Why is Syniti merging with DMR?
Kevin Campbell: DMR is like us. All we do is data. All they do is data. So what we talked about was trying to combine together so that we didn't compete with each other.
The data market has a lot of players in it and is growing fast. We think there's some natural connections between us and we think there are neutral inflection points where the combination together grows up faster. DMR also has a Latin America presence, which we didn't have. They were starting to grow in Asia, Pacific and Europe, but have minimal practices. So now in combination, we're instantly global.
Kevin CampbellCEO, Syniti
We both have data migration software, and so we will take the best of the best from each as we go forward.
Do you define Syniti as a data intelligence vendor or is it more about DataOps?
Campbell: DataOps is probably more of the right term.
We do data strategy work and data transformation work. Data operations is about
getting the data clean, keeping it clean, getting it governed well, and then being able to replicate it, or get it out the other places where you can use it.
How do you define data quality?
Campbell: It's about deduplication, freshness and data trust. It's also about governance.
It's about harmonization and all the things that are needed to get a single source of truth about a customer.
When you think about it, at the root of almost every problem is the data quality problem. For example, when it's an organization that can't drive enough revenue through its sales force, they're always going to complain that they don't have the right customer information, or it's not integrated with marketing.
How does data quality and governance enable DataOps and improved business outcomes?
Campbell: A lot of people will say, dump all your data into a system or a data lake and then you can report from there, adding in security and governance. I call that an outside-in approach. I've been in this business 30 years, and I've watched that come and go and it doesn't work.
What works is fixing it from the inside. So you got to go to transaction systems and make sure the quality is right. The Syniti platform facilitates you getting and maintaining the level of quality you need and it also facilitates the governance of those data elements.

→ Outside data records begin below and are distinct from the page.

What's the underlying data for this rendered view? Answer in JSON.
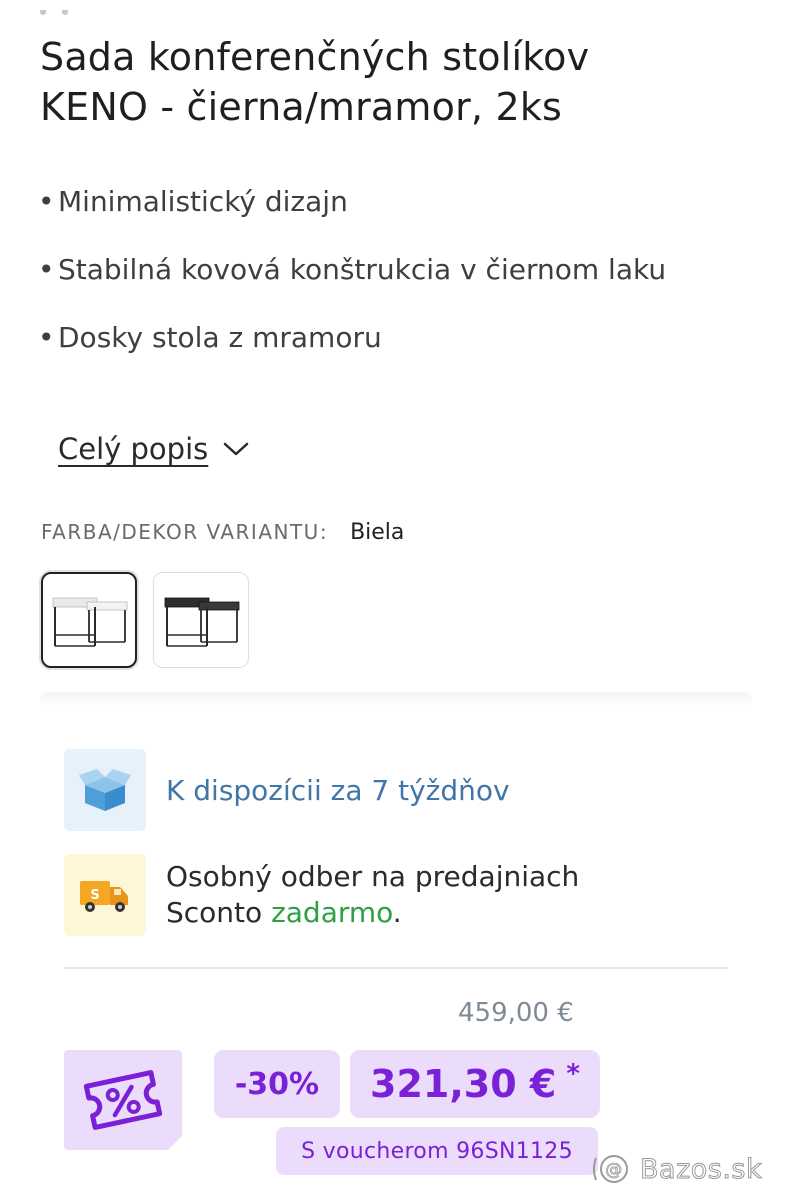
{
  "product": {
    "title_line1": "Sada konferenčných stolíkov",
    "title_line2": "KENO - čierna/mramor, 2ks",
    "features": [
      "Minimalistický dizajn",
      "Stabilná kovová konštrukcia v čiernom laku",
      "Dosky stola z mramoru"
    ],
    "full_description_link": "Celý popis"
  },
  "variant": {
    "label": "FARBA/DEKOR VARIANTU:",
    "value": "Biela",
    "options": [
      {
        "name": "Biela",
        "selected": true
      },
      {
        "name": "Čierna",
        "selected": false
      }
    ]
  },
  "availability": {
    "text": "K dispozícii za 7 týždňov",
    "icon": "box-icon"
  },
  "pickup": {
    "line1": "Osobný odber na predajniach",
    "line2_prefix": "Sconto ",
    "line2_highlight": "zadarmo",
    "line2_suffix": ".",
    "icon": "delivery-truck-icon"
  },
  "pricing": {
    "old_price": "459,00 €",
    "discount": "-30%",
    "new_price": "321,30 €",
    "asterisk": "*",
    "voucher_text": "S voucherom 96SN1125",
    "icon": "percent-ticket-icon"
  },
  "watermark": {
    "text": "Bazos.sk"
  },
  "colors": {
    "accent_purple": "#7a20d6",
    "purple_bg": "#ecdcfb",
    "availability_blue": "#4275a8",
    "free_green": "#2ea043"
  }
}
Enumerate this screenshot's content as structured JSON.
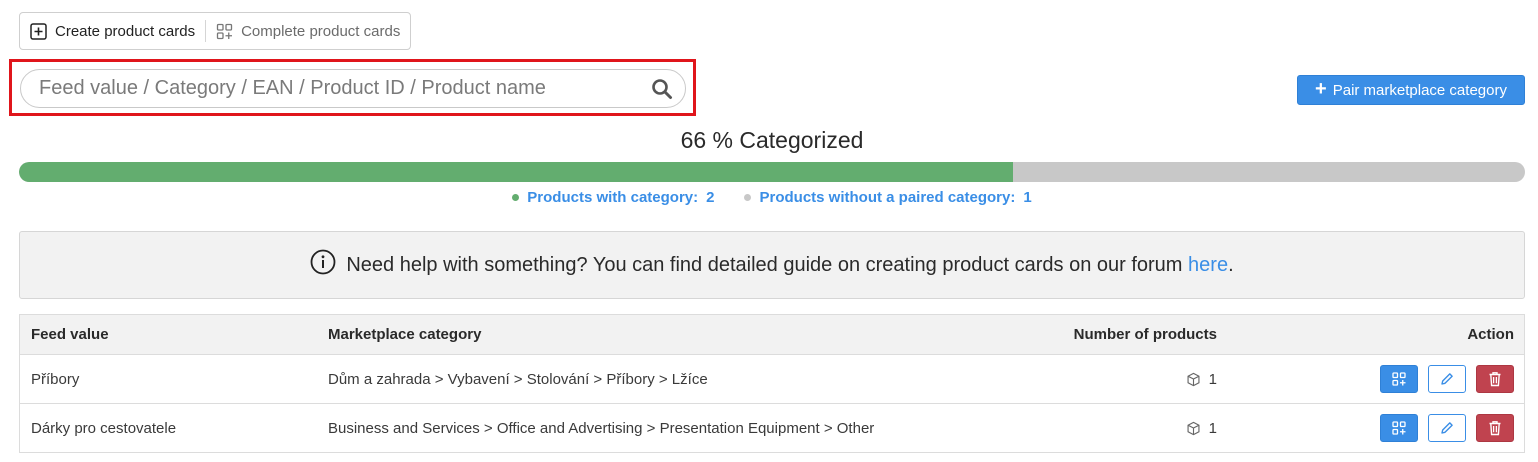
{
  "toolbar": {
    "create_label": "Create product cards",
    "complete_label": "Complete product cards"
  },
  "search": {
    "placeholder": "Feed value / Category / EAN / Product ID / Product name",
    "value": ""
  },
  "pair_button": {
    "label": "Pair marketplace category"
  },
  "progress": {
    "title": "66 % Categorized",
    "percent": 66,
    "with_category_label": "Products with category:",
    "with_category_count": "2",
    "without_category_label": "Products without a paired category:",
    "without_category_count": "1"
  },
  "colors": {
    "accent": "#3a8ee6",
    "progress_fill": "#63ad6f",
    "progress_track": "#c8c8c8",
    "danger": "#c0434f",
    "highlight": "#e0151b"
  },
  "info": {
    "text": "Need help with something? You can find detailed guide on creating product cards on our forum",
    "link_text": "here",
    "suffix": "."
  },
  "table": {
    "headers": {
      "feed_value": "Feed value",
      "marketplace_category": "Marketplace category",
      "number_of_products": "Number of products",
      "action": "Action"
    },
    "rows": [
      {
        "feed_value": "Příbory",
        "marketplace_category": "Dům a zahrada > Vybavení > Stolování > Příbory > Lžíce",
        "number_of_products": "1"
      },
      {
        "feed_value": "Dárky pro cestovatele",
        "marketplace_category": "Business and Services > Office and Advertising > Presentation Equipment > Other",
        "number_of_products": "1"
      }
    ]
  },
  "icons": {
    "create": "plus-square-icon",
    "complete": "grid-add-icon",
    "search": "search-icon",
    "info": "info-circle-icon",
    "product": "box-icon",
    "row_add": "grid-add-icon",
    "row_edit": "pencil-icon",
    "row_delete": "trash-icon"
  }
}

So one of the big benefits of data quality and putting in our platform, for example, is expediting product introductions.
We don't do anything in the design area or product innovation area. What we do is allow data to get governed and into all the rest of the systems that drive the engineering, manufacturing and support of products. Shortening that time, from the time you have the idea to the time you can execute and deliver to your customers, requires coordination and governance.
Editor's note: This interview has been edited for clarity and conciseness.